Un hommage au sculpteur grec George Lappas (1950-2016)

Lappas marche. Il est en mouvement, un artiste en swing perpétuel. Lappas s'articule tel un solo de basse et de trompette, ses figures le suivent toutes nues sous leur velours rouge, l’entourant de tous parts, évoluant en formations – certaines d’entre elles marchent déjà devant lui et ouvrent la voie. Elles ouvrent la voie. Lappas marche comme un roi, comme un agriculteur, l’espace lui appartient, le monde est son champ semé de dés bidimensionnels qui, lancés au hasard, donnent des doubles-quatre et des doubles-six. Des trois-deux, des doubles-quatre et des doubles-six.
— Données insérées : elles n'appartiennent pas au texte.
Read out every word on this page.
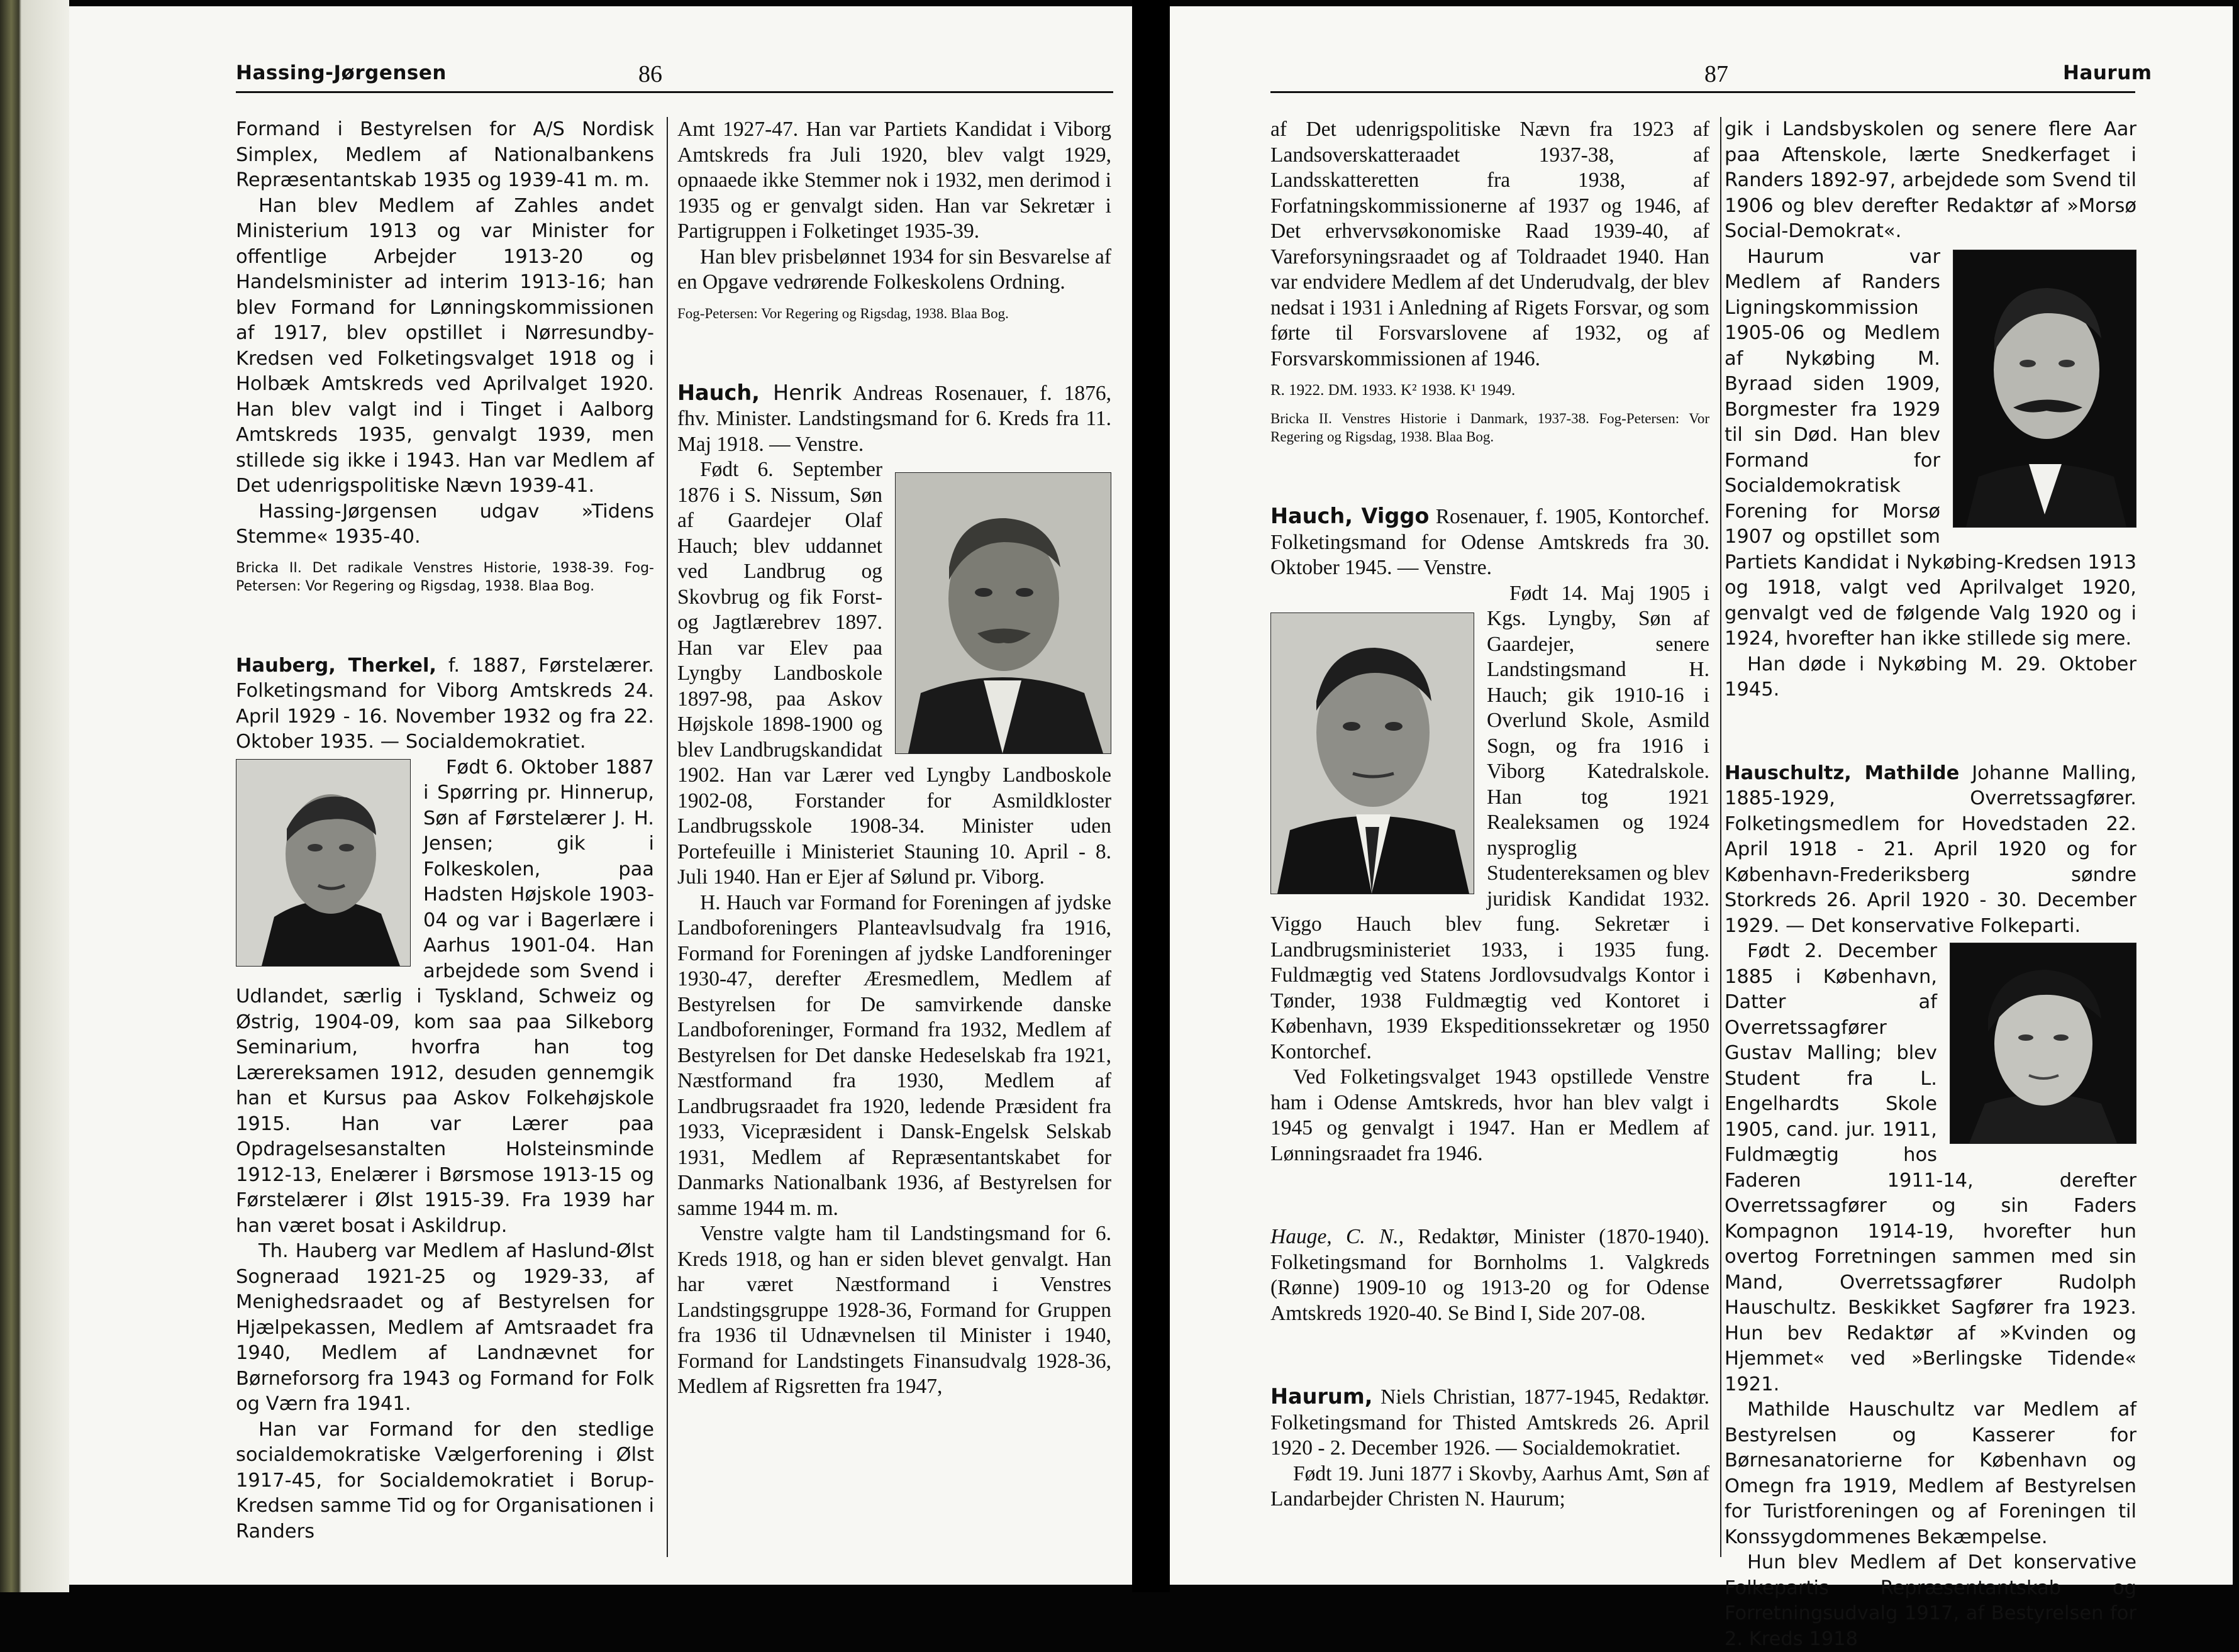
Hassing-Jørgensen	86

Formand i Bestyrelsen for A/S Nordisk Simplex, Medlem af Nationalbankens Repræsentantskab 1935 og 1939-41 m. m.

Han blev Medlem af Zahles andet Ministerium 1913 og var Minister for offentlige Arbejder 1913-20 og Handelsminister ad interim 1913-16; han blev Formand for Lønningskommissionen af 1917, blev opstillet i Nørresundby-Kredsen ved Folketingsvalget 1918 og i Holbæk Amtskreds ved Aprilvalget 1920. Han blev valgt ind i Tinget i Aalborg Amtskreds 1935, genvalgt 1939, men stillede sig ikke i 1943. Han var Medlem af Det udenrigspolitiske Nævn 1939-41.

Hassing-Jørgensen udgav »Tidens Stemme« 1935-40.

Bricka II. Det radikale Venstres Historie, 1938-39. Fog-Petersen: Vor Regering og Rigsdag, 1938. Blaa Bog.

Hauberg, Therkel, f. 1887, Førstelærer. Folketingsmand for Viborg Amtskreds 24. April 1929 - 16. November 1932 og fra 22. Oktober 1935. — Socialdemokratiet.

Født 6. Oktober 1887 i Spørring pr. Hinnerup, Søn af Førstelærer J. H. Jensen; gik i Folkeskolen, paa Hadsten Højskole 1903-04 og var i Bagerlære i Aarhus 1901-04. Han arbejdede som Svend i Udlandet, særlig i Tyskland, Schweiz og Østrig, 1904-09, kom saa paa Silkeborg Seminarium, hvorfra han tog Lærereksamen 1912, desuden gennemgik han et Kursus paa Askov Folkehøjskole 1915. Han var Lærer paa Opdragelsesanstalten Holsteinsminde 1912-13, Enelærer i Børsmose 1913-15 og Førstelærer i Ølst 1915-39. Fra 1939 har han været bosat i Askildrup.

Th. Hauberg var Medlem af Haslund-Ølst Sogneraad 1921-25 og 1929-33, af Menighedsraadet og af Bestyrelsen for Hjælpekassen, Medlem af Amtsraadet fra 1940, Medlem af Landnævnet for Børneforsorg fra 1943 og Formand for Folk og Værn fra 1941.

Han var Formand for den stedlige socialdemokratiske Vælgerforening i Ølst 1917-45, for Socialdemokratiet i Borup-Kredsen samme Tid og for Organisationen i Randers

Amt 1927-47. Han var Partiets Kandidat i Viborg Amtskreds fra Juli 1920, blev valgt 1929, opnaaede ikke Stemmer nok i 1932, men derimod i 1935 og er genvalgt siden. Han var Sekretær i Partigruppen i Folketinget 1935-39.

Han blev prisbelønnet 1934 for sin Besvarelse af en Opgave vedrørende Folkeskolens Ordning.

Fog-Petersen: Vor Regering og Rigsdag, 1938. Blaa Bog.

Hauch, Henrik Andreas Rosenauer, f. 1876, fhv. Minister. Landstingsmand for 6. Kreds fra 11. Maj 1918. — Venstre.

Født 6. September 1876 i S. Nissum, Søn af Gaardejer Olaf Hauch; blev uddannet ved Landbrug og Skovbrug og fik Forst- og Jagtlærebrev 1897. Han var Elev paa Lyngby Landboskole 1897-98, paa Askov Højskole 1898-1900 og blev Landbrugskandidat 1902. Han var Lærer ved Lyngby Landboskole 1902-08, Forstander for Asmildkloster Landbrugsskole 1908-34. Minister uden Portefeuille i Ministeriet Stauning 10. April - 8. Juli 1940. Han er Ejer af Sølund pr. Viborg.

H. Hauch var Formand for Foreningen af jydske Landboforeningers Planteavlsudvalg fra 1916, Formand for Foreningen af jydske Landforeninger 1930-47, derefter Æresmedlem, Medlem af Bestyrelsen for De samvirkende danske Landboforeninger, Formand fra 1932, Medlem af Bestyrelsen for Det danske Hedeselskab fra 1921, Næstformand fra 1930, Medlem af Landbrugsraadet fra 1920, ledende Præsident fra 1933, Vicepræsident i Dansk-Engelsk Selskab 1931, Medlem af Repræsentantskabet for Danmarks Nationalbank 1936, af Bestyrelsen for samme 1944 m. m.

Venstre valgte ham til Landstingsmand for 6. Kreds 1918, og han er siden blevet genvalgt. Han har været Næstformand i Venstres Landstingsgruppe 1928-36, Formand for Gruppen fra 1936 til Udnævnelsen til Minister i 1940, Formand for Landstingets Finansudvalg 1928-36, Medlem af Rigsretten fra 1947,

87	Haurum

af Det udenrigspolitiske Nævn fra 1923 af Landsoverskatteraadet 1937-38, af Landsskatteretten fra 1938, af Forfatningskommissionerne af 1937 og 1946, af Det erhvervsøkonomiske Raad 1939-40, af Vareforsyningsraadet og af Toldraadet 1940. Han var endvidere Medlem af det Underudvalg, der blev nedsat i 1931 i Anledning af Rigets Forsvar, og som førte til Forsvarslovene af 1932, og af Forsvarskommissionen af 1946.

R. 1922. DM. 1933. K² 1938. K¹ 1949.

Bricka II. Venstres Historie i Danmark, 1937-38. Fog-Petersen: Vor Regering og Rigsdag, 1938. Blaa Bog.

Hauch, Viggo Rosenauer, f. 1905, Kontorchef. Folketingsmand for Odense Amtskreds fra 30. Oktober 1945. — Venstre.

Født 14. Maj 1905 i Kgs. Lyngby, Søn af Gaardejer, senere Landstingsmand H. Hauch; gik 1910-16 i Overlund Skole, Asmild Sogn, og fra 1916 i Viborg Katedralskole. Han tog 1921 Realeksamen og 1924 nysproglig Studentereksamen og blev juridisk Kandidat 1932. Viggo Hauch blev fung. Sekretær i Landbrugsministeriet 1933, i 1935 fung. Fuldmægtig ved Statens Jordlovsudvalgs Kontor i Tønder, 1938 Fuldmægtig ved Kontoret i København, 1939 Ekspeditionssekretær og 1950 Kontorchef.

Ved Folketingsvalget 1943 opstillede Venstre ham i Odense Amtskreds, hvor han blev valgt i 1945 og genvalgt i 1947. Han er Medlem af Lønningsraadet fra 1946.

Hauge, C. N., Redaktør, Minister (1870-1940). Folketingsmand for Bornholms 1. Valgkreds (Rønne) 1909-10 og 1913-20 og for Odense Amtskreds 1920-40. Se Bind I, Side 207-08.

Haurum, Niels Christian, 1877-1945, Redaktør. Folketingsmand for Thisted Amtskreds 26. April 1920 - 2. December 1926. — Socialdemokratiet.

Født 19. Juni 1877 i Skovby, Aarhus Amt, Søn af Landarbejder Christen N. Haurum;

gik i Landsbyskolen og senere flere Aar paa Aftenskole, lærte Snedkerfaget i Randers 1892-97, arbejdede som Svend til 1906 og blev derefter Redaktør af »Morsø Social-Demokrat«.

Haurum var Medlem af Randers Ligningskommission 1905-06 og Medlem af Nykøbing M. Byraad siden 1909, Borgmester fra 1929 til sin Død. Han blev Formand for Socialdemokratisk Forening for Morsø 1907 og opstillet som Partiets Kandidat i Nykøbing-Kredsen 1913 og 1918, valgt ved Aprilvalget 1920, genvalgt ved de følgende Valg 1920 og i 1924, hvorefter han ikke stillede sig mere.

Han døde i Nykøbing M. 29. Oktober 1945.

Hauschultz, Mathilde Johanne Malling, 1885-1929, Overretssagfører. Folketingsmedlem for Hovedstaden 22. April 1918 - 21. April 1920 og for København-Frederiksberg søndre Storkreds 26. April 1920 - 30. December 1929. — Det konservative Folkeparti.

Født 2. December 1885 i København, Datter af Overretssagfører Gustav Malling; blev Student fra L. Engelhardts Skole 1905, cand. jur. 1911, Fuldmægtig hos Faderen 1911-14, derefter Overretssagfører og sin Faders Kompagnon 1914-19, hvorefter hun overtog Forretningen sammen med sin Mand, Overretssagfører Rudolph Hauschultz. Beskikket Sagfører fra 1923. Hun bev Redaktør af »Kvinden og Hjemmet« ved »Berlingske Tidende« 1921.

Mathilde Hauschultz var Medlem af Bestyrelsen og Kasserer for Børnesanatorierne for København og Omegn fra 1919, Medlem af Bestyrelsen for Turistforeningen og af Foreningen til Konssygdommenes Bekæmpelse.

Hun blev Medlem af Det konservative Folkepartis Repræsentantskab og Forretningsudvalg 1917, af Bestyrelsen for 2. Kreds 1918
Lappas avance, Lappas marche. Ses figures s'assoient et se mettent à poser ; lui, il continue. Lappas erre dans la rue d’Héphaïstos et sur la place d’Abyssinie, scrute le mouvement des autres il promène son regard en quête du paradoxe, en quête du rationnel : d'un objet. Dans l'atelier Vert des Beaux-arts d'Athènes, il ne flâne pas : il avance. Lappas ne parle pas. Lappas marche. Il se rappelle, il supervise les aspects de la folie, les égarés, les muets, les foules qui fusionnent sans jamais devenir une masse, ceux qui volent en nageant, ceux qui plongent sans voir, les héros, les joueurs qui ont tout perdu. Les joueurs qui sautent dans le vide ; le salto mortale de notre époque. Les jazzmen qui ne dorment pas, qui ne dorment jamais. C’est ça : les yeux de Lappas sont les yeux du jazzman qui ne dort jamais.
Lappas relie les mégawatts du monde. Lappas se gratte le dos avec des ventilateurs et des pioches. Lappas sait. Lappas marche.